Regardless of the internet, the information disparity in medicine prohibits a true free market. Guys like Haig prey on the ingorant and unsuspecting. They are exactly the reason that patients feel abused or misled (the same feelings that frequently generate litigation thereby driving up cost and limiting access to healthcare). They perpetuate a cloistered, arcane system that forces patients to be little more than livestock used to generate revenue.

If your physician can’t or won’t answer your questions you need a new physician. If your physician seems to indicate that “he’s the doctor and you’re the patient” you need a new physician. If your physician perpetuates the kind of paternalistic nonsense that Haig seems to yearn for then you need a new physician.

It’s your health. You can’t turn it over to guys like Haig.

I truly believe that most physicians are honest, decent people. (I also believe that most lawyers are honest decent people-but more people argue with me on the latter.) There are, however some physicians who are simply criminals.

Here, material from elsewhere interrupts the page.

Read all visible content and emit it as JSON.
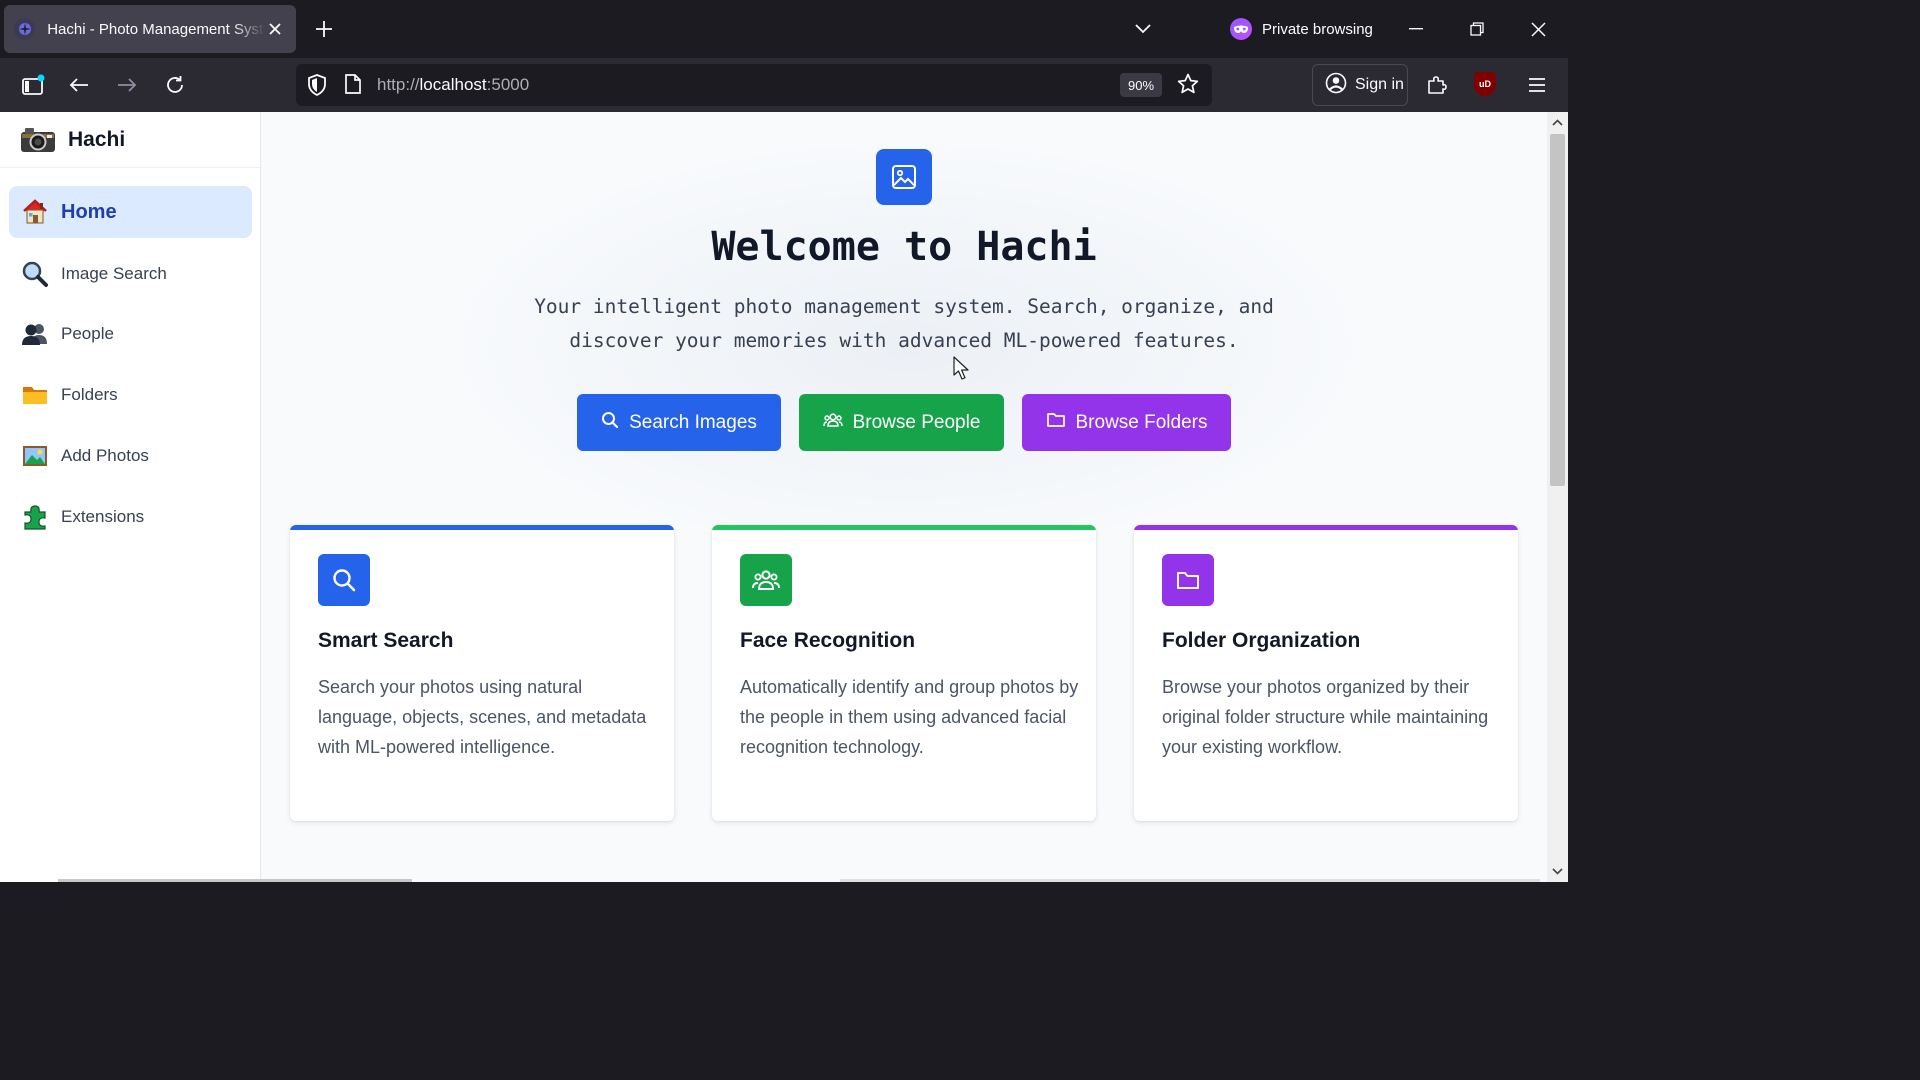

Here in Texas, and across the south, lawsuits involving silicosis and asbestosis seemed to be appearing with alarming and increasing frequency. Judge Janis Jack from the Federal District Court in Corpus Christi thought this sounded wrong when the resulting mass tort case ended up in her court. Her opinion, nearly 250 pages is a scathing rebuke of Dr. Jay Segarra (Dr. Segarra has been excoriated elsewhere by lawyers as well).

Worse than the millions of dollars Segarra bilked people out of is the irreparable loss of trust. There is also the incalculable angony and expense imposed on his victims associated with additional, unnecessary testing.

Judge Jack, quite appropriately, has handed down a decision that will be a step towards improving quality of legal services and mass torts. The price may be a small reduction in access to the court. The other side though will be an improvement in the quality of healthcare as well as legal care.

Judge Jack is one of the few people actually watching out for your health.